When considering systems of quantification, revolutionary France stands as a key historical instance, illustrating ideological and practical implications of systems that are still in use today.
The French Revolution is widely considered as the inauguration of the ‘modern era’ and the ‘modern nation state.’ This is partly due to the French National Assembly’s efforts to implement standardization across that nation. This endeavor included the development of the meter, the kilo and the liter — measurements free of any imperial connotations, based on purely ‘scientific’ premises. Once established, these standards allowed trade to flourish within the state’s borders and thus increased its economic authority. This type of standardization prefigures the strategies that are now summarized under the term ‘globalization.’

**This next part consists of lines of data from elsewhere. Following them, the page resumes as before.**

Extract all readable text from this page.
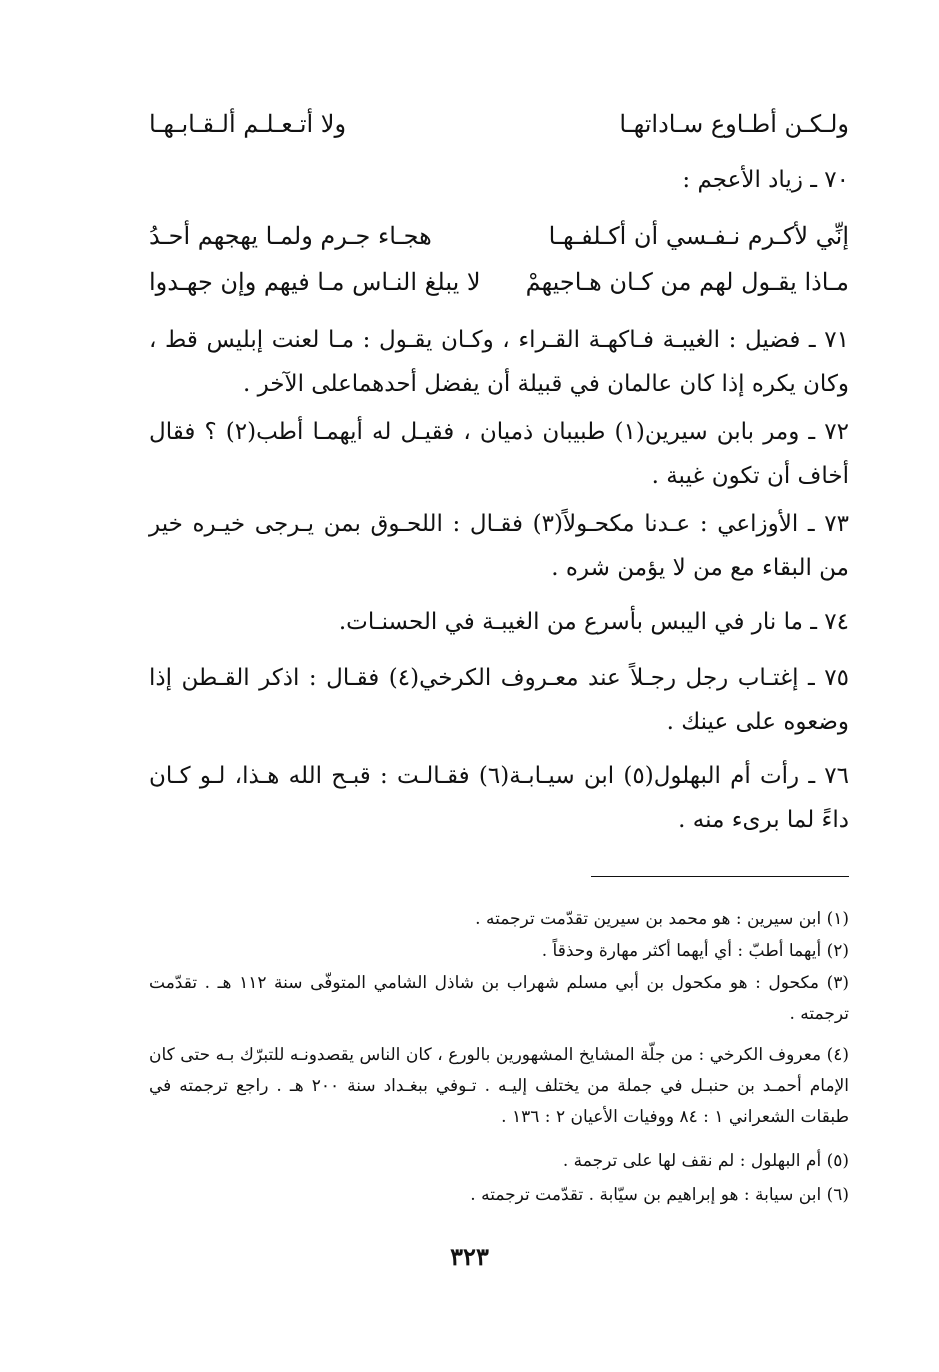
ولـكـن أطـاوع سـاداتهـا
ولا أتـعـلـم ألـقـابـهـا
٧٠ ـ زياد الأعجم :
إنِّي لأكـرم نـفـسي أن أكـلفـهـا
هجـاء جـرم ولمـا يهجهم أحـدُ
مـاذا يقـول لهم من كـان هـاجيهمْ
لا يبلغ النـاس مـا فيهم وإن جهـدوا
٧١ ـ فضيل : الغيبـة فـاكهـة القـراء ، وكـان يقـول : مـا لعنت إبليس قط ، وكان يكره إذا كان عالمان في قبيلة أن يفضل أحدهماعلى الآخر .
٧٢ ـ ومر بابن سيرين(١) طبيبان ذميان ، فقيـل له أيهمـا أطب(٢) ؟ فقال أخاف أن تكون غيبة .
٧٣ ـ الأوزاعي : عـدنا مكحـولاً(٣) فقـال : اللحـوق بمن يـرجى خيـره خير من البقاء مع من لا يؤمن شره .
٧٤ ـ ما نار في اليبس بأسرع من الغيبـة في الحسنـات.
٧٥ ـ إغتـاب رجل رجـلاً عند معـروف الكرخي(٤) فقـال : اذكر القـطن إذا وضعوه على عينك .
٧٦ ـ رأت أم البهلول(٥) ابن سيـابـة(٦) فقـالـت : قبـح الله هـذا، لـو كـان داءً لما برىء منه .
(١) ابن سيرين : هو محمد بن سيرين تقدّمت ترجمته .
(٢) أيهما أطبّ : أي أيهما أكثر مهارة وحذقاً .
(٣) مكحول : هو مكحول بن أبي مسلم شهراب بن شاذل الشامي المتوفّى سنة ١١٢ هـ . تقدّمت ترجمته .
(٤) معروف الكرخي : من جلّة المشايخ المشهورين بالورع ، كان الناس يقصدونـه للتبرّك بـه حتى كان الإمام أحمـد بن حنبـل في جملة من يختلف إليـه . تـوفي ببغـداد سنة ٢٠٠ هـ . راجع ترجمته في طبقات الشعراني ١ : ٨٤ ووفيات الأعيان ٢ : ١٣٦ .
(٥) أم البهلول : لم نقف لها على ترجمة .
(٦) ابن سيابة : هو إبراهيم بن سيّابة . تقدّمت ترجمته .
٣٢٣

Participants in this project are based in France but were otherwise randomly selected and photographed in front of a neutral, seamless white background, devoid of any personal information.
All images in Photographie Métrique are scaled consistently, preserving differences in the gesturally estimated size of the meter. The hand, and its gesture, is revealed as the site were individual imagination and an assumedly shared value — such as the meter — are negotiated. The differences between each person’s estimate of the meter question the validity of any standard as a truly shared notion.